- Directed by: Ravi Kapoor
- Written by: Ravi Kapoor Meera Simhan
- Produced by: Megha Kadakia Saurabh Kikani
- Starring: Tiya Sircar; Hannah Simone; Kosha Patel; Meera Simhan; Bernard White; Satya Bhabha; Cas Anvar; Kunal Sharma; Anjali Bhimani;
- Cinematography: Alan Caudillo
- Edited by: Varun Viswanath
- Music by: Amritha Vaz
- Production companies: Mr.
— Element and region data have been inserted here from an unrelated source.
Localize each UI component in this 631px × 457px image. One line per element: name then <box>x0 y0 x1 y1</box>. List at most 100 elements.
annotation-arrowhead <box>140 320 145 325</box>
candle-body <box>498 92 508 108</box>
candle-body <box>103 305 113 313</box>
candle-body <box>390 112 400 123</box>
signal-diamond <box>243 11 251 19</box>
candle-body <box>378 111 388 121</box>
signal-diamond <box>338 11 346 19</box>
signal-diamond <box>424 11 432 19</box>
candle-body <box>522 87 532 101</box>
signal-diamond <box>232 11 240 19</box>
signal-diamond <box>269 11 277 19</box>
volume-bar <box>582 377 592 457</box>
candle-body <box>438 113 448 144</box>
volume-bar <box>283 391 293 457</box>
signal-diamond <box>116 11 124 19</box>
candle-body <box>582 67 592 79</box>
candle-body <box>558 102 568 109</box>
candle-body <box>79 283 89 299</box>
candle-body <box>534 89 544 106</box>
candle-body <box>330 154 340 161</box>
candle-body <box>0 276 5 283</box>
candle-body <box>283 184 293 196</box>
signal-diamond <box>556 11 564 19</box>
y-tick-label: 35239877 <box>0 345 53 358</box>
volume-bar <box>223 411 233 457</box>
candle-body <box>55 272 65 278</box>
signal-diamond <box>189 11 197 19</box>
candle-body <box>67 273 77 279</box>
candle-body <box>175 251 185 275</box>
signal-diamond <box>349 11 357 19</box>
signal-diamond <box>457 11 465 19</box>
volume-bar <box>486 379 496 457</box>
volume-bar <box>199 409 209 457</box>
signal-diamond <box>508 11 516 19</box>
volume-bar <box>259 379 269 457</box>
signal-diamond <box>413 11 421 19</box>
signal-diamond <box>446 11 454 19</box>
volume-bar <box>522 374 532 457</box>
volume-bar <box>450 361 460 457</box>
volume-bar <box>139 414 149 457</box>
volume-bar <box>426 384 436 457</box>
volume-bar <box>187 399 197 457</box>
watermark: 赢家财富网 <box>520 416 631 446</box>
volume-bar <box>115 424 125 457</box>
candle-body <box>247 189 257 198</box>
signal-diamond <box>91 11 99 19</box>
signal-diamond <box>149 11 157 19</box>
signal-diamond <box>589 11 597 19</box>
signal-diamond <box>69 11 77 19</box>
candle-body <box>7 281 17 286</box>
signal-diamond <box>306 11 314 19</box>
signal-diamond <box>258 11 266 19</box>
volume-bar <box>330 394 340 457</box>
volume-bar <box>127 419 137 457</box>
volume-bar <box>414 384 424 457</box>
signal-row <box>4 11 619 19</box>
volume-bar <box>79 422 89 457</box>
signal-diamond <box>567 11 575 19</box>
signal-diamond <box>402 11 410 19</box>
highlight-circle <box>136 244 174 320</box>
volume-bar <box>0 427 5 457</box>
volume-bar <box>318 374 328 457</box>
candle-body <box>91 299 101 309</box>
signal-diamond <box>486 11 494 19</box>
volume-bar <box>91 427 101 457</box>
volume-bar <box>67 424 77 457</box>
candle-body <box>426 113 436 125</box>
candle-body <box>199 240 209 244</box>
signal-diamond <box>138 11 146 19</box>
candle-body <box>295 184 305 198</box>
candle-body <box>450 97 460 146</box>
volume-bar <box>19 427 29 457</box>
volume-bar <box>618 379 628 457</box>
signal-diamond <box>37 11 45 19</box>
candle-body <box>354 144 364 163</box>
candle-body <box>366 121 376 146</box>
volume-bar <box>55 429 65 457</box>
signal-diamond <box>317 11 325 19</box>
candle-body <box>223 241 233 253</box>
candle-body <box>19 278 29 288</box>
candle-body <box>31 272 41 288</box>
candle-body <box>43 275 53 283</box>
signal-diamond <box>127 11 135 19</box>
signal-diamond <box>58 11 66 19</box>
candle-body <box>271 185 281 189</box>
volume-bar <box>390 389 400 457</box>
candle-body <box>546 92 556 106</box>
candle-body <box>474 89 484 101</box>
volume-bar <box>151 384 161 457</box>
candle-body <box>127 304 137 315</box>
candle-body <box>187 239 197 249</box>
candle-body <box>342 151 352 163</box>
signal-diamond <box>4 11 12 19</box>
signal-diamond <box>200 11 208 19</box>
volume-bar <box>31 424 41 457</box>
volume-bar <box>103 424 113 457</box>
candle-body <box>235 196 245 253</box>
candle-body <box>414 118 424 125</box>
Kicks and Lady Megs Simhan and Kapoor
- Distributed by: MarVista Entertainment
- Release dates: 27 February 2015 (Cinequest Film Festival); 14 March 2016 (US);
- Running time: 93 minutes
- Country: United States
- Language: English

= Miss India America =

Miss India America is a 2015 American comedy-drama film directed by Ravi Kapoor, starring Tiya Sircar and Hannah Simone.

==Cast==
- Tiya Sircar as Lily Prasad
- Hannah Simone as Sonia Nielson
- Kosha Patel as Seema
- Meera Simhan as Gita Prasad
- Bernard White as Sam Prasad
- Satya Bhabha as Sanjay
- Cas Anvar as Deep Panday
- Kunal Sharma as Karim
- Anjali Bhimani as Pinky Matthews
- Anushka Rani as Nita Nanji
- Sameera Rock as Reshma Mathur
- Anna George as Divya Nielson
- Rima Rajan as Preeti Grewal
- Chriselle Almeida as Bindu Kapoor
- Nandini Minocha as Bindu's mother
- Vikki Gurdas as Renu Nanji
- Kevin Symons as Dr. Mike
- Sonal Shah as Volunteer 1
- Kristina Anapau as Soap Opera Patient
- Rachna Khatau as MC
- Rizwan Manji as Balu Patel

==Reception==
Justin Lowe of The Hollywood Reporter wrote that the film has "genuine charm" and praised the script and the performances of Sircar and Simone.

Allen Pham of the Daily Trojan called the film "campy" and "enjoyable".

Ben Sachs of the Chicago Reader wrote that the film "hews closely to Hollywood formula despite being an independent production."

The film won Best Screenplay at the Los Angeles Asian Pacific Film Festival and the CAAM Fest Narrative Jury Award for Best Feature.